Eisner will present his budget and a five-year plan for the struggling company when the board meets Tuesday in Burbank, a person familiar with the agenda said, speaking on condition of anonymity.
In addition, the board will discuss a corporate governance plan that would shrink the panel from its current 16 members. The plan being presented by Eisner, who also serves as chairman, would change the composition of key board committees by redefining which members can be considered independent under new guidelines proposed by the New York Stock Exchange.
In August, Disney revealed that three of its independent board members had grown children employed by the company with annual salaries ranging from $81,863 to $152,608. A fourth independent board member's wife is employed at Lifetime Entertainment Television, a cable network half-owned by Disney.
Under guidelines likely to be adopted by securities traders, only board members who have not worked for the company in the past five years can be considered to be independent.

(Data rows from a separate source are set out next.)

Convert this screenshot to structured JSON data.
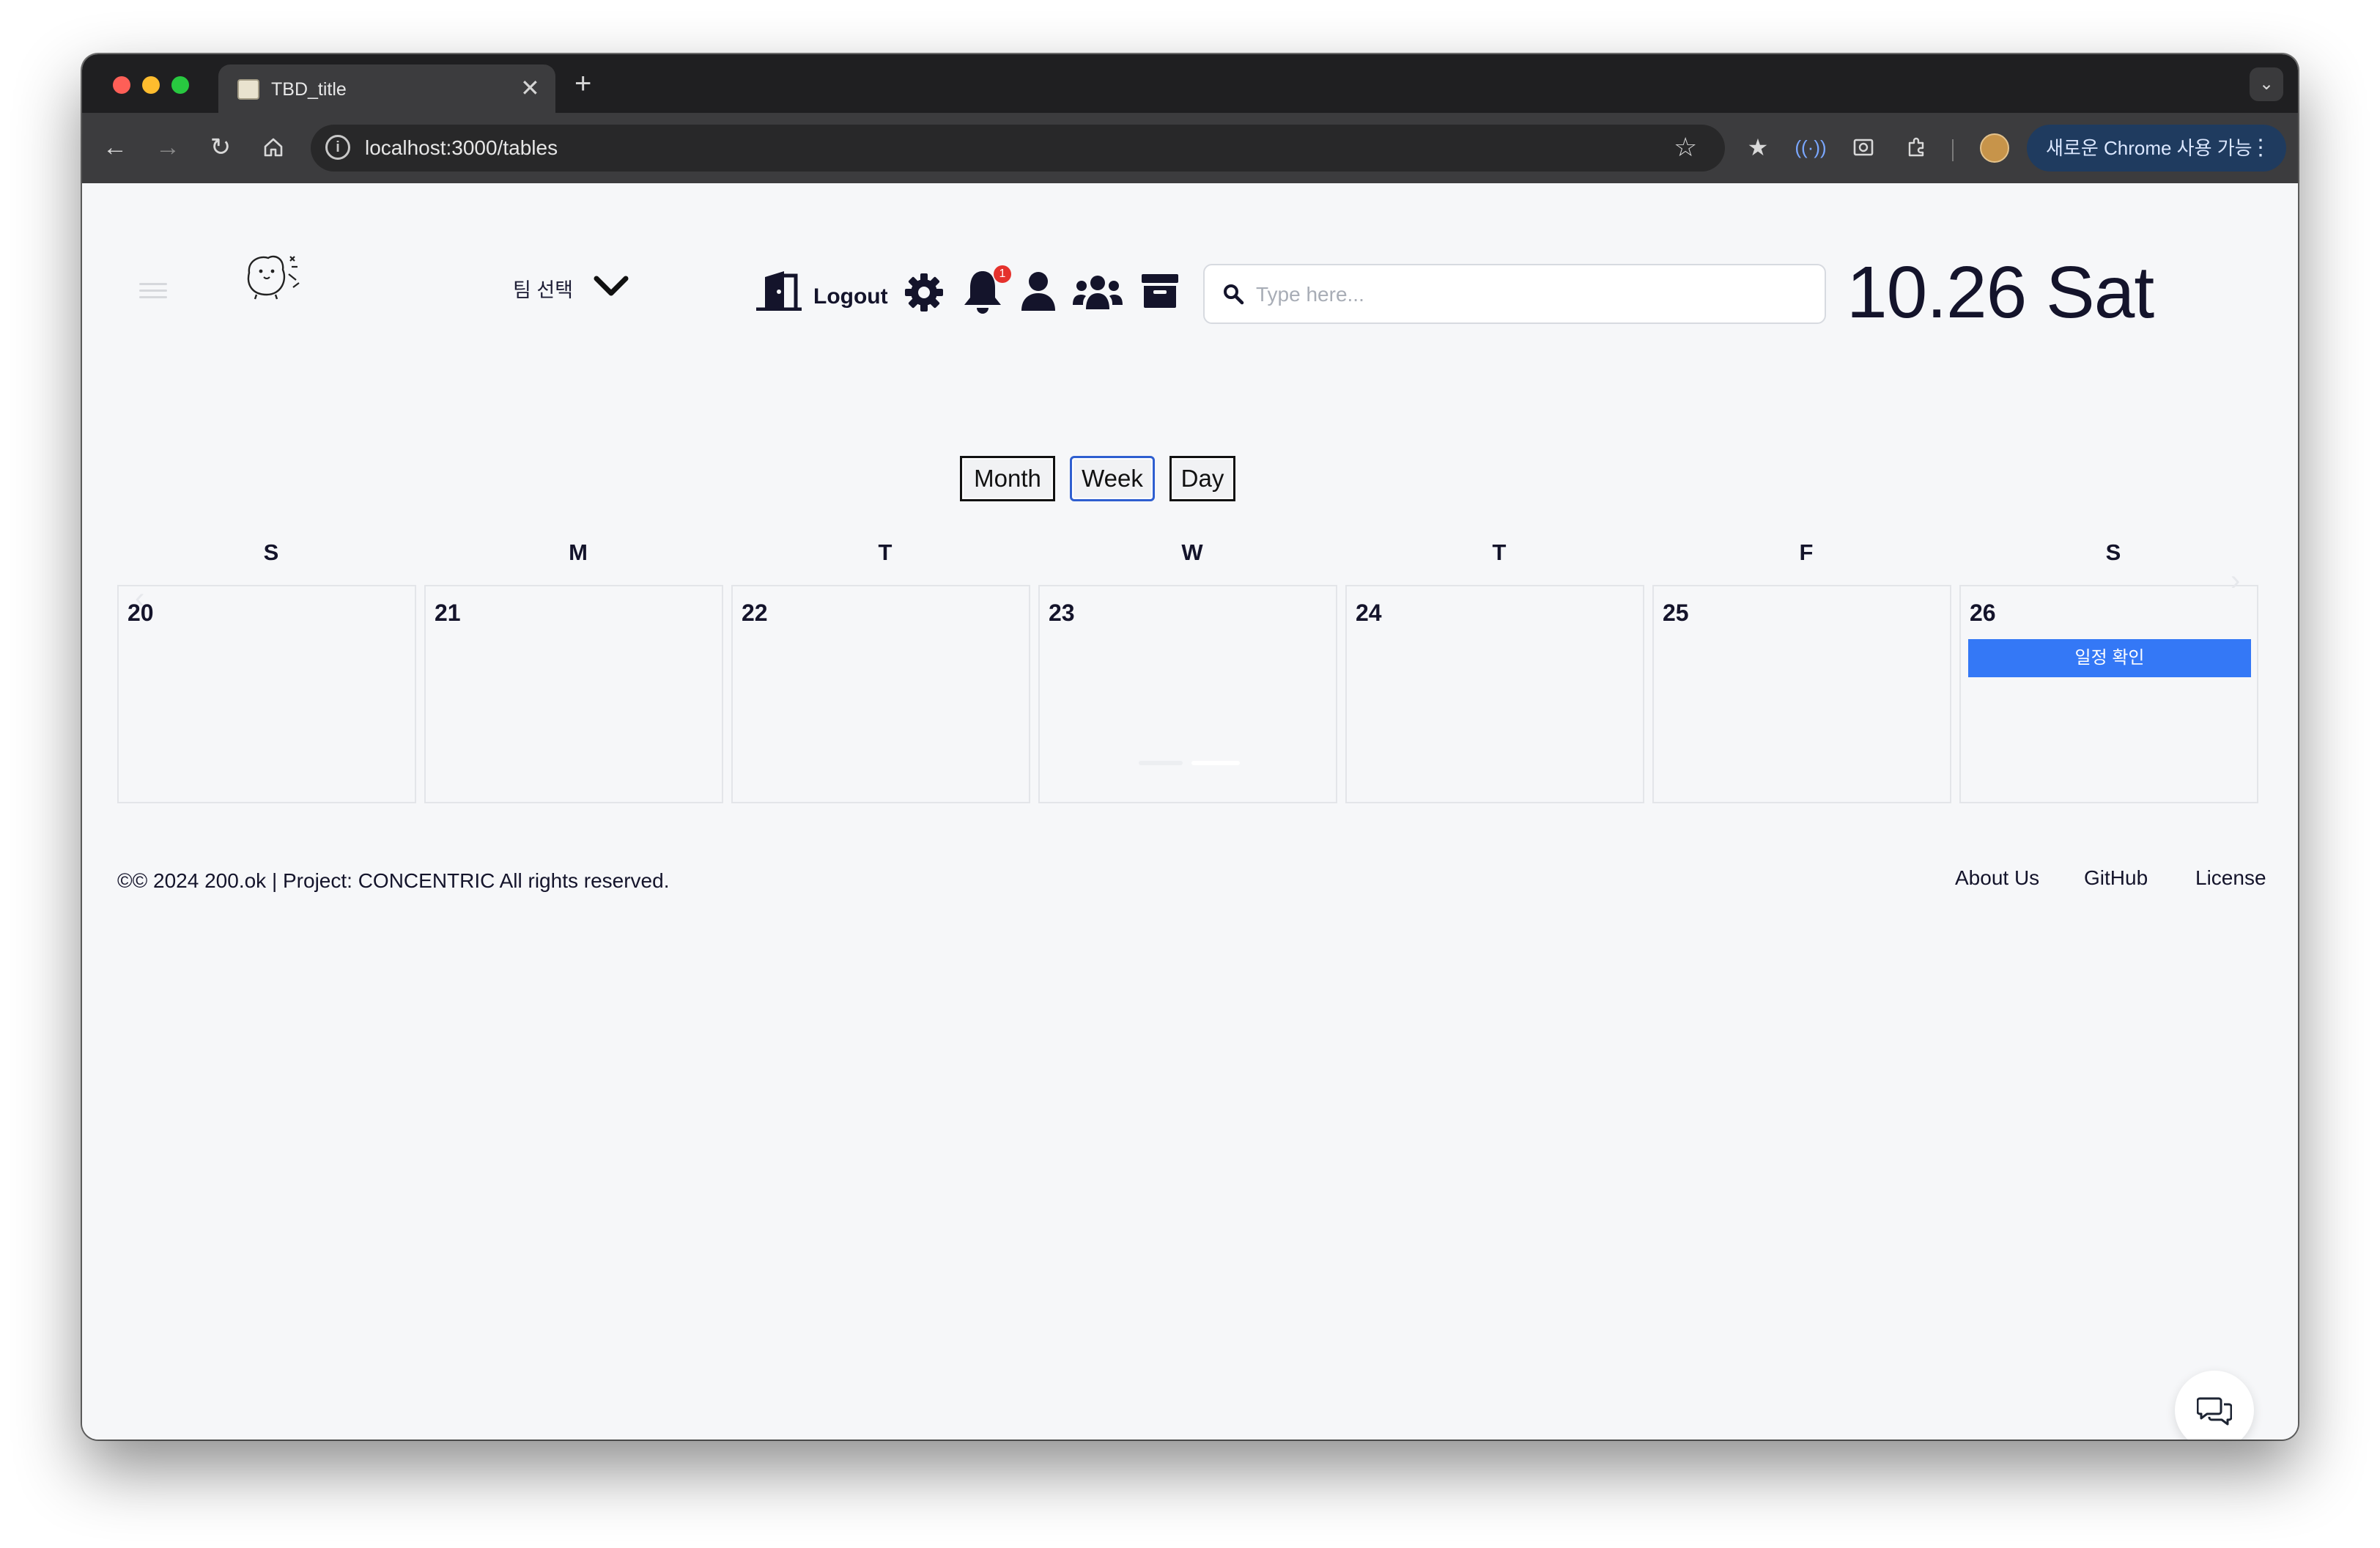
{
  "browser": {
    "tab_title": "TBD_title",
    "tab_close": "✕",
    "new_tab": "+",
    "url": "localhost:3000/tables",
    "update_button": "새로운 Chrome 사용 가능",
    "icons": [
      "back-arrow-icon",
      "forward-arrow-icon",
      "reload-icon",
      "home-icon",
      "info-icon",
      "bookmark-star-icon",
      "bookmarks-icon",
      "sign-icon",
      "screenshot-icon",
      "extensions-icon",
      "profile-avatar",
      "menu-icon"
    ]
  },
  "header": {
    "team_select_label": "팀 선택",
    "logout_label": "Logout",
    "notification_count": "1",
    "search_placeholder": "Type here...",
    "search_value": "",
    "date_display": "10.26  Sat",
    "icons": [
      "hamburger-menu-icon",
      "hamster-logo",
      "chevron-down-icon",
      "door-logout-icon",
      "gear-icon",
      "bell-icon",
      "user-icon",
      "users-icon",
      "archive-icon",
      "search-icon"
    ]
  },
  "calendar": {
    "views": [
      "Month",
      "Week",
      "Day"
    ],
    "active_view": "Week",
    "weekdays": [
      "S",
      "M",
      "T",
      "W",
      "T",
      "F",
      "S"
    ],
    "days": [
      {
        "number": "20",
        "events": []
      },
      {
        "number": "21",
        "events": []
      },
      {
        "number": "22",
        "events": []
      },
      {
        "number": "23",
        "events": []
      },
      {
        "number": "24",
        "events": []
      },
      {
        "number": "25",
        "events": []
      },
      {
        "number": "26",
        "events": [
          "일정 확인"
        ]
      }
    ],
    "event_color": "#3478f6"
  },
  "footer": {
    "copyright": "©© 2024 200.ok | Project: CONCENTRIC All rights reserved.",
    "links": [
      "About Us",
      "GitHub",
      "License"
    ]
  },
  "chat": {
    "icon": "chat-bubbles-icon"
  },
  "colors": {
    "text": "#14142b",
    "page_bg": "#f6f7f9",
    "chrome_dark": "#1f1f21",
    "chrome_toolbar": "#3c3c3e",
    "accent": "#3478f6",
    "badge": "#e5322d"
  }
}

The guidelines also apply to family members.
Key committees
Disney would have to change the composition of key committees under the guidelines, which would require that a board's nominating, compensation and audit committees be composed solely of independent directors.
Disney is facing increased scrutiny from institutional investors, who met this past week in New York and plan to forward their concerns to Disney's board before Tuesday's meeting.
The group, led by Providence Capital, are expected to suggest, among other things, that Disney appoint more qualified independent members to the board.
The group also wants Disney to detail a management succession plan. Investors at the meeting were not clamoring to replace Eisner, according to Prudential Securities analyst Katherine Styponias, who attended the meeting. Rather, they want a clear plan outlining who will replace key management should vacancies arise.
Providence Capital's president Herbert Denton also wants Disney to split the office of chairman and chief executive, a goal he has pushed at other companies as well.
Denton's firm owns fewer than 2,000 shares. He would not say what other firms or how many shares were represented at the meeting, although analysts say about 55 to 60 people attended either in person or by phone.
"We view the recommendations that came out of this meeting as reasonable and could help significantly improve sentiment in the stock," Styponias wrote in a report on the meeting.
Earlier this month, Eisner, chief financial officer Thomas Staggs and others met with separately with investors and analysts in New York to outline their plans for a turnaround.